History, social studies: Critical in preparing students for civic life
Editor’s note: Joel Breakstone is the keynote speaker at the Best Practices in Social Studies Summer Institute.
Breakstone directs the Stanford History Education Group. He received his Ph.D. from the Stanford Graduate School of Education. Along with Mark Smith and Sam Wineburg, he led the development of SHEG's assessment website, Beyond the Bubble. He received the Larry Metcalf Exemplary Dissertation Award from the National Council for the Social Studies in 2014. He holds a B.A. in history from Brown University and a M.A. in Liberal Studies from Dartmouth College. After college, he taught high school history in Thetford, Vermont. His research focuses on how teachers use assessment data to inform instruction.
Why does history and social studies matter in today’s world?
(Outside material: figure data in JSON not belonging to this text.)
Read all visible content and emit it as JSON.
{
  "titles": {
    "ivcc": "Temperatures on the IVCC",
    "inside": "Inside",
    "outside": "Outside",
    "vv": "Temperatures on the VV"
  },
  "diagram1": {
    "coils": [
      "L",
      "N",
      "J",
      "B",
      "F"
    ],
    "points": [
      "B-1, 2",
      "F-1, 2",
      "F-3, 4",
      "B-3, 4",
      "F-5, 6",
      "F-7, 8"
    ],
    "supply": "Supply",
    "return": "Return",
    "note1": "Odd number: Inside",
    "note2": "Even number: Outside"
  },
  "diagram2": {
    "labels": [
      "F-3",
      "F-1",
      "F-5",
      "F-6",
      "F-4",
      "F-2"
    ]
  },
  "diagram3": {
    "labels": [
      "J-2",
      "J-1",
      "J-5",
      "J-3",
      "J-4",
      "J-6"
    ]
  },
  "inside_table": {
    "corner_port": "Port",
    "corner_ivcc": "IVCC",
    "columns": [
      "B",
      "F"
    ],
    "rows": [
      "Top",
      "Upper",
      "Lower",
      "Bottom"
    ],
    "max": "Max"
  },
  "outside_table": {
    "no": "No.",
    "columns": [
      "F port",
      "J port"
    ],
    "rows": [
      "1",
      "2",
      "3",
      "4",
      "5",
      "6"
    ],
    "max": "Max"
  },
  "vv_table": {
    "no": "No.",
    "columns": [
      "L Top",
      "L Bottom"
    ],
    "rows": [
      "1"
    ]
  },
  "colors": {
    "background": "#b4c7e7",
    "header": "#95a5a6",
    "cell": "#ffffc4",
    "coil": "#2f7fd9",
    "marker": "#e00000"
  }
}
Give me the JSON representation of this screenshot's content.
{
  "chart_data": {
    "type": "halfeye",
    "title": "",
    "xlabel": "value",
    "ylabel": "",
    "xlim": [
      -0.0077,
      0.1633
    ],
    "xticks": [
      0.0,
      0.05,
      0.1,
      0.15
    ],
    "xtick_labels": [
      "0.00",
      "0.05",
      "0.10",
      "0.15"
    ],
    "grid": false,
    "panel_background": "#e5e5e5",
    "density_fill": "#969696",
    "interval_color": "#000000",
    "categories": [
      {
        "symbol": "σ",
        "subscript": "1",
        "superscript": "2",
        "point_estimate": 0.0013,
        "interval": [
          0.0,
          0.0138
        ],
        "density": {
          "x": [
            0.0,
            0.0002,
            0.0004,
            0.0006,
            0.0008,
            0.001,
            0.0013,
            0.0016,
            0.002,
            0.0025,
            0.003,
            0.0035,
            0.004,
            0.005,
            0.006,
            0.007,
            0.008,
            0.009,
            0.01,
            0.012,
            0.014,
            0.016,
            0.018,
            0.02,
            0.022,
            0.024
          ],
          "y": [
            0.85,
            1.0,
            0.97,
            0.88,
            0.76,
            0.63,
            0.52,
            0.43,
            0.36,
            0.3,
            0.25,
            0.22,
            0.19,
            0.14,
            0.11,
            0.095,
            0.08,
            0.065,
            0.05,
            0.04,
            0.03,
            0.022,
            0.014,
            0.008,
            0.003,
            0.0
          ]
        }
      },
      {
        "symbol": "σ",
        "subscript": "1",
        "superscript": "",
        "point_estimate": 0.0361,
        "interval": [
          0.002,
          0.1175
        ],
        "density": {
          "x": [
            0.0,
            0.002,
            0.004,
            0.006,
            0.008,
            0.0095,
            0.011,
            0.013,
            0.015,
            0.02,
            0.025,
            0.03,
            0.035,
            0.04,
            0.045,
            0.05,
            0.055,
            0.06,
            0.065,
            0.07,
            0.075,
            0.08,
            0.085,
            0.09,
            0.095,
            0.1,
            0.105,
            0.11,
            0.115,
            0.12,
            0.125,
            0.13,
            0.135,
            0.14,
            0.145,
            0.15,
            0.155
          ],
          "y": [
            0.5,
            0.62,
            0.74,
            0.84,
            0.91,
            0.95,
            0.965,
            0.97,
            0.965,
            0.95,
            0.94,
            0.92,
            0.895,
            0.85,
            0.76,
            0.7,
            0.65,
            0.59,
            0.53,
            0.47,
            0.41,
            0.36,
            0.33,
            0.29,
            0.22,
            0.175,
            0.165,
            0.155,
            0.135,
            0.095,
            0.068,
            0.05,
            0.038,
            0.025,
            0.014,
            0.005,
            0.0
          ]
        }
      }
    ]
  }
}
History and social studies classrooms are the best venues to prepare young people for civic life. Students learn to conduct research, analyze evidence, develop arguments, and engage in constructive discussions with their peers. These are exactly the skills that young people need in an age of information overload and intense political partisanship. Moreover, meaningful engagement with the historical record cultivates in students an intolerance for simplistic answers and a deeper understanding of the complexity of the past.
Historically, rote memorization was the hallmark of teaching history. How has that changed? Why has that changed?
There has been a nationwide movement to shift history instruction towards inquiry and disciplinary literacy. Instead of asking students to memorize names, dates, and facts, teachers now help students to learn how to read historical documents like historians in order to answer historical questions. This approach reflects the actual discipline of history. Moreover, it equips students to analyze evidence, develop arguments, and express themselves verbally and through writing. For example, our Reading Like a Historian curriculum helps students to use the same historical thinking skills that historians deploy when they’re reading archival documents. Students ask questions such as: Who wrote this? When? Why? How is this document similar or different from other sources? What was the context in which the document was created? How does that context affect its content? Students use these historical thinking skills to analyze documents and gather evidence to answer questions like, Was the New Deal a Success? Did Pocahontas save John Smith’s life? Research in San Francisco Unified School District showed that students in Reading Like a Historian classrooms not only became more skilled historical thinkers, they also did better on assessments of historical knowledge and reading comprehension.
Your work revolves around teaching students how to credibly use credible sources from the internet. How is this an important skill set in the 21st century?
Beginning in 2014, the Stanford History Education Group broadened its work beyond history to address issues related to digital literacy. We have created curriculum and assessment focused on helping young people become more discerning consumers of digital information. This work is based on research that shows how professional fact checkers from some of the nation’s largest news organizations evaluate online content. They prioritize asking three questions: 1) Who’s behind the information? 2) What’s the evidence? 3) What do other sources say? Unfortunately, our research has shown that young people, and many adults too, are not familiar with strategies for answering these questions effectively. Given the overwhelming amount of information that bombards students on their digital devices and the ease with which misinformation spreads, it is crucial that students learn skills for effectively evaluating digital content. If they do not, they are easy targets for those who seek to mislead them online. This represents a threat to our democracy since democracies depends on individuals’ access to trustworthy information.
The internet has given way to collecting more information than ever. How does that help the study of history? How does it hinder it?
Students now have access to unprecedented amounts of historical information. In the past, if students wanted to read historical newspapers, they would have to go to a library, request microfilm, use a microfilm reader to view the newspapers, and then make grainy copies of the newspapers. Now millions of pages of archival newspapers are searchable online. In fact, there has been an explosion of digitization of archival resources. Unprecedented numbers of historical sources are now available to anyone with an Internet connection. This makes it much easier to conduct historical research. On the other hand, the internet has also allowed for the proliferation of historically inaccurate accounts of the past. Wildly inaccurate historical accounts based on misrepresented or counterfeit historical sources can now reach vast audiences.
How does analyzing and/or critiquing history help make students future ready?
Historical inquiry prepares students to analyze evidence, develop arguments, consider alternate viewpoints, challenge simplistic interpretations, and engage in rigorous, fact-based discussions. These are skills that will be useful for students far beyond the history classroom.